The federal government is not in a position to ensure that the provinces empower district and local governments financially, however, with UBI through direct transfers it can reach the poorest of districts. This will generate economic activity even in the poorest of districts and potentially transform them. 


UBI will be a major step towards empowering women, as well as other marginalised communities. Children need not be out of school trying to supplement family incomes and not suffer stunted growth owing to malnutrition. Duflo and Banerjee suggest that the population growth rate diminishes with prosperity, not the other way around. Empowered people who are not preoccupied with if and where the next meal will come from, can apply their minds to exercising democratic rights.

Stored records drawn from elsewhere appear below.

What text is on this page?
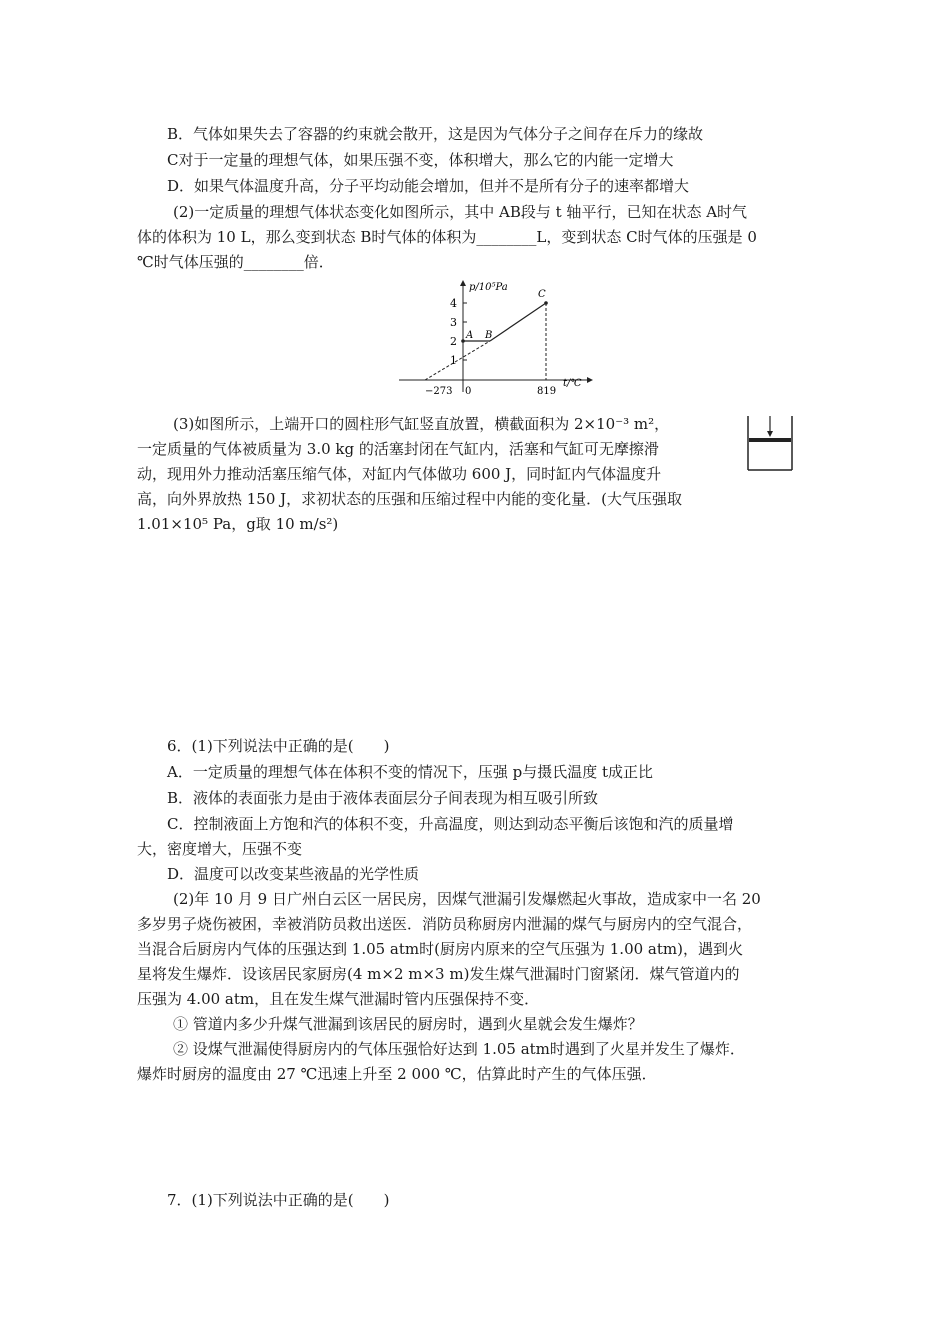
B．气体如果失去了容器的约束就会散开，这是因为气体分子之间存在斥力的缘故
C对于一定量的理想气体，如果压强不变，体积增大，那么它的内能一定增大
D．如果气体温度升高，分子平均动能会增加，但并不是所有分子的速率都增大
(2)一定质量的理想气体状态变化如图所示，其中 AB段与 t 轴平行，已知在状态 A时气
体的体积为 10 L，那么变到状态 B时气体的体积为________L，变到状态 C时气体的压强是 0
℃时气体压强的________倍．
1
2
3
4
p/10⁵Pa
t/℃
−273 0	819
A B
C
(3)如图所示，上端开口的圆柱形气缸竖直放置，横截面积为 2×10⁻³ m²，
一定质量的气体被质量为 3.0 kg 的活塞封闭在气缸内，活塞和气缸可无摩擦滑
动，现用外力推动活塞压缩气体，对缸内气体做功 600 J，同时缸内气体温度升
高，向外界放热 150 J，求初状态的压强和压缩过程中内能的变化量．(大气压强取
1.01×10⁵ Pa，g取 10 m/s²)
6．(1)下列说法中正确的是(　　)
A．一定质量的理想气体在体积不变的情况下，压强 p与摄氏温度 t成正比
B．液体的表面张力是由于液体表面层分子间表现为相互吸引所致
C．控制液面上方饱和汽的体积不变，升高温度，则达到动态平衡后该饱和汽的质量增
大，密度增大，压强不变
D．温度可以改变某些液晶的光学性质
(2)年 10 月 9 日广州白云区一居民房，因煤气泄漏引发爆燃起火事故，造成家中一名 20
多岁男子烧伤被困，幸被消防员救出送医．消防员称厨房内泄漏的煤气与厨房内的空气混合，
当混合后厨房内气体的压强达到 1.05 atm时(厨房内原来的空气压强为 1.00 atm)，遇到火
星将发生爆炸．设该居民家厨房(4 m×2 m×3 m)发生煤气泄漏时门窗紧闭．煤气管道内的
压强为 4.00 atm，且在发生煤气泄漏时管内压强保持不变．
① 管道内多少升煤气泄漏到该居民的厨房时，遇到火星就会发生爆炸？
② 设煤气泄漏使得厨房内的气体压强恰好达到 1.05 atm时遇到了火星并发生了爆炸．
爆炸时厨房的温度由 27 ℃迅速上升至 2 000 ℃，估算此时产生的气体压强．
7．(1)下列说法中正确的是(　　)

There are several successful examples of the introduction of basic income, which range from developed countries to developing. None of these have had a much-feared adverse impact of the recipients becoming lazy or misusing the income. As an example of outcomes of Madhya Pradesh (India) BI project (reported by Rob Rainer [email protected] November 16, 2015): Improved sanitation, Better access to drinking water,  Improved energy and lighting sources,  Significant increases in ownership of household assets,  Significant increases in food sufficiency,  Significant increases in child nutrition,  No increase in spending on alcohol,  Majority of BI recipients perceived improvement in health,  Increased spending on school uniforms, shoes and books,  Reduction in waged child labour,  Increase in income-earning work and business start-ups.  Decrease in household debt, Increase in women’s household and financial empowerment, Girls and women benefited disproportionately in nutrition, health and education outcomes.


Based on the 2022 data, the UBI will amount to Rs 21 trillion per year. On the other hand, all existing subsidies would have to be removed. The financing of UBI would come from revisiting the State’s financing structure. The State is the issuer of its fiat currency, it does not need to raise revenues and does not need to borrow the same currency. The aggregate money supply would be controlled through weaning off from fractional reserve banking. I have covered this subject in two recent articles, “Growing the Economy by Applying the Modern Monetary Theory and Treating Universal Basic Income as a Fundamental Right”; and “Stop subsidising banks and others with Rs 2 to 4 trillion a year and invest it in social development.”


UBI can start by first allocating a smaller amount than has been suggested but increasing it each year and reach the target over five to ten years and simultaneously weaning the banks off the fractional reserve system. We will need the gradual approach for domestic supply to catch up.


The author is affiliated with the Arif Habib Consultancy – all views expressed in these pages are his own.